営業・パブリックで培った視点からコーポレート全体の変革へ
日置圭介氏(以下、日置):雨宮さんは1991年に入社された後、現場の営業職や金融システム領域、パブリック領域など事業側で長年にわたり大規模プロジェクトをリードされてきました。財務・経理プロパーではない雨宮さんがCFOおよびコーポレート全体の責任者に就任された背景や、そのご経験がどう活かされているかお聞かせください。
雨宮邦和氏(以下、雨宮):私は入社後、本社の営業スタッフを経て、多様な業種を担当したく自ら希望して山口支店に赴任しました。その後、約16年間にわたり金融システム領域を担当し、直近までパブリックBU(ビジネスユニット)のトップとして中央省庁や行政のDX、マイナンバー関連事業などを率いてきました。前任の藤川(藤川修氏)も金融出身ですし、社長の森田(森田隆之氏)もM&Aなどのバックグラウンドを持っています。私自身も純粋な財務・経理畑の出身ではありません。

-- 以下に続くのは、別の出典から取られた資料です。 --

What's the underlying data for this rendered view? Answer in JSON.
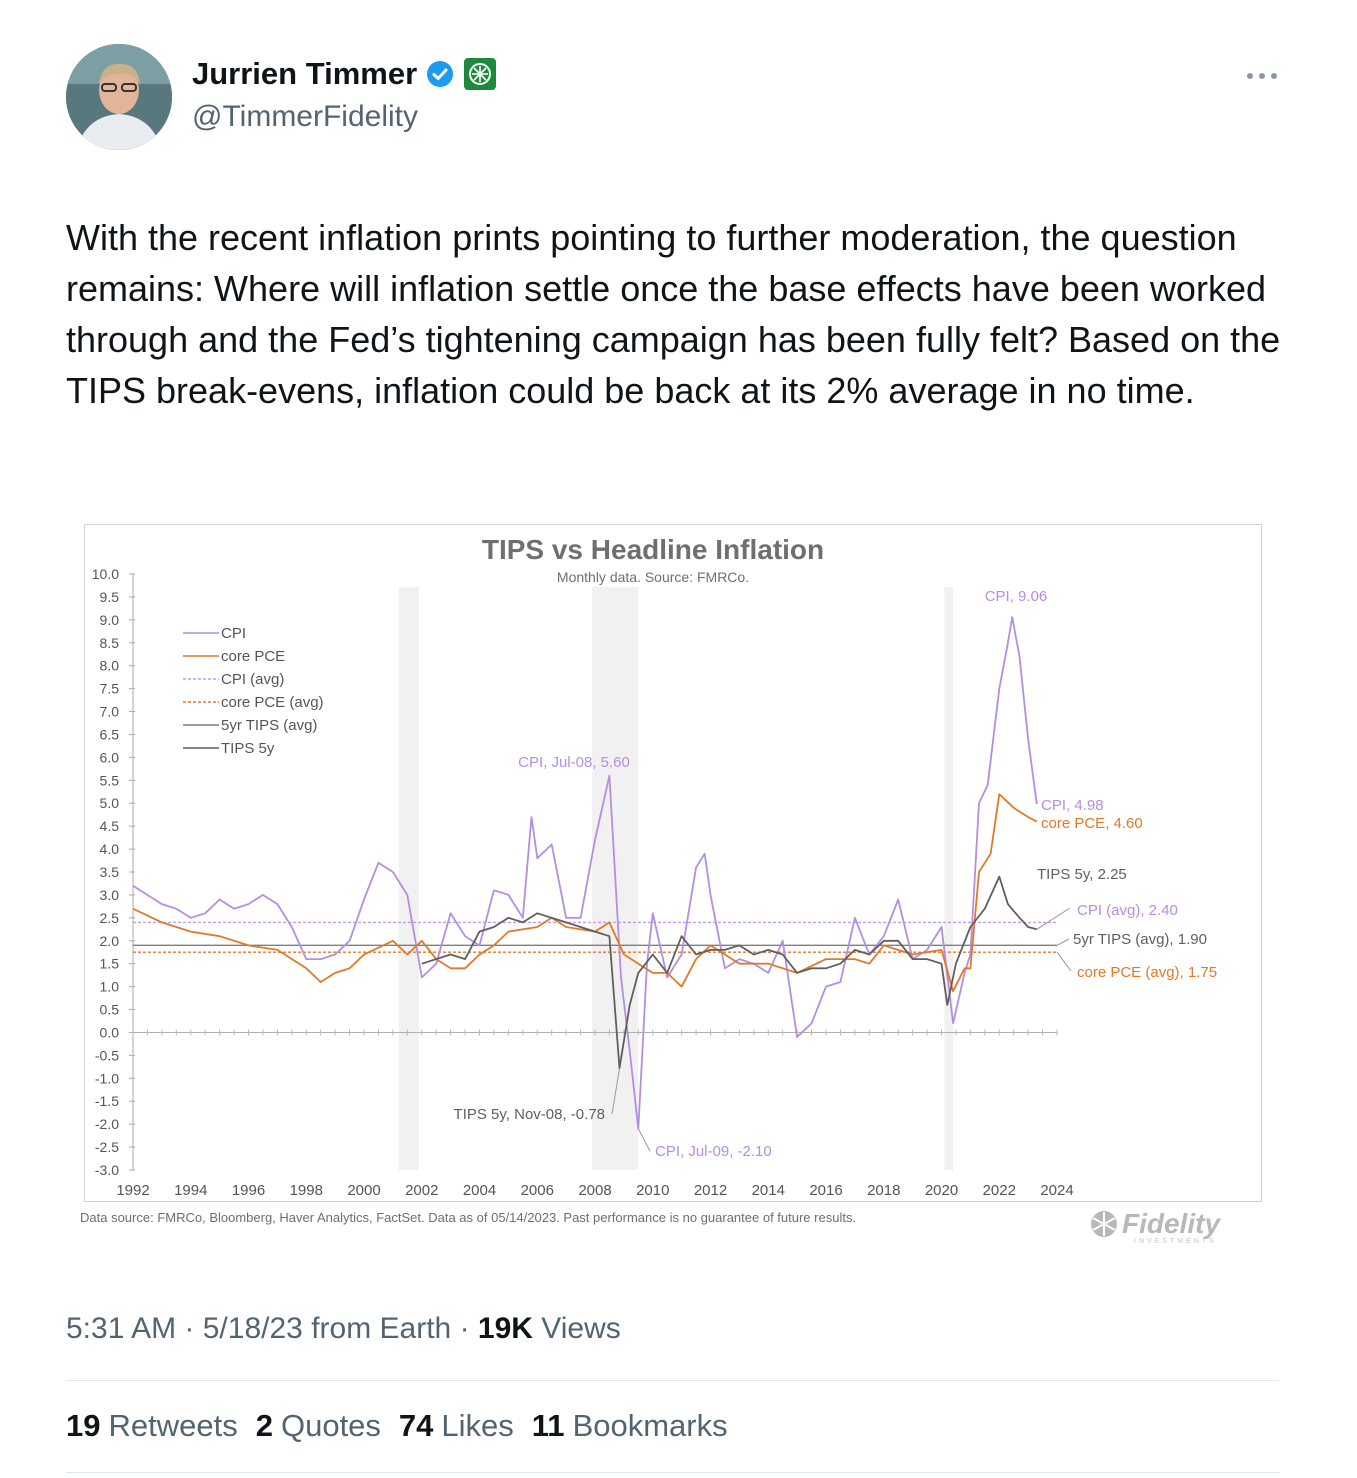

今回、副社長 兼 CFO(最高財務責任者)としてコーポレート部門の統括を任された背景には、経営陣から「事業の現場視点と変革の感覚を持って、全社をより広い視野でドライブしてほしい」という意図があるのだと感じています。現在では財務・経理だけでなく、コーポレート機能全体を管轄しています。優秀な部下やスタッフに恵まれているからこそ、私は全体の統括やAI活用による高度化などの変革推進に注力できています。
1991年NEC入社。国内支店での営業職を経て、17年間にわたり金融システム領域に携わり大規模プロジェクトを成功に導く。2019年執行役員就任。中央省庁・パブリック領域のビジネスをリードし、マイナンバー関連や行政DXを推進。2026年4月より現職。コーポレート機能全体の責任者として企業価値向上とAI活用による高度化を牽引する。
目標は営業利益倍増──「2030中期経営計画」とキャピタルアロケーションの真意
日置:2026年5月に発表された「2030中期経営計画」では、Non-GAAP営業利益率20%程度や利益の倍増など、非常に高い目標が掲げられています。この新中計の戦略的要点とキャピタルアロケーション(資本配分)の考え方について伺えますか。
雨宮:2025中期経営計画での過去最高益達成を経て、今回の2030中計はこれまでのターンアラウンド(事業再生)のフェーズから完全な「成長」のフェーズへと舵を切るものです。Non-GAAP営業利益を2025年度比で倍増させるという非常に高い目標を設定しています。
戦略の柱は、AIの社会実装を中心とする「ITサービス」と、新たな安全保障の技術実装を中心とする「社会インフラ」の2軸です。従来のSIer(システムインテグレーター)から、自社がゼロ番目の顧客として最先端技術を徹底活用する「クライアント0(ゼロ)」のスタンスへ転換し、構築(SI)だけでなく上流のコンサルティングから下流の運用(オペレーション)までEnd to Endで顧客価値にコミットするビジネスへ移行します。
成長投資についても、2030年度末までに最大1.2兆〜1.3兆円規模の成長投資余力を想定しており、高値掴みをしない厳しい投資基準(Cash ROIC評価など)と規律を持ちながら、積極的なM&Aや成長領域への資本投下を行っていきます。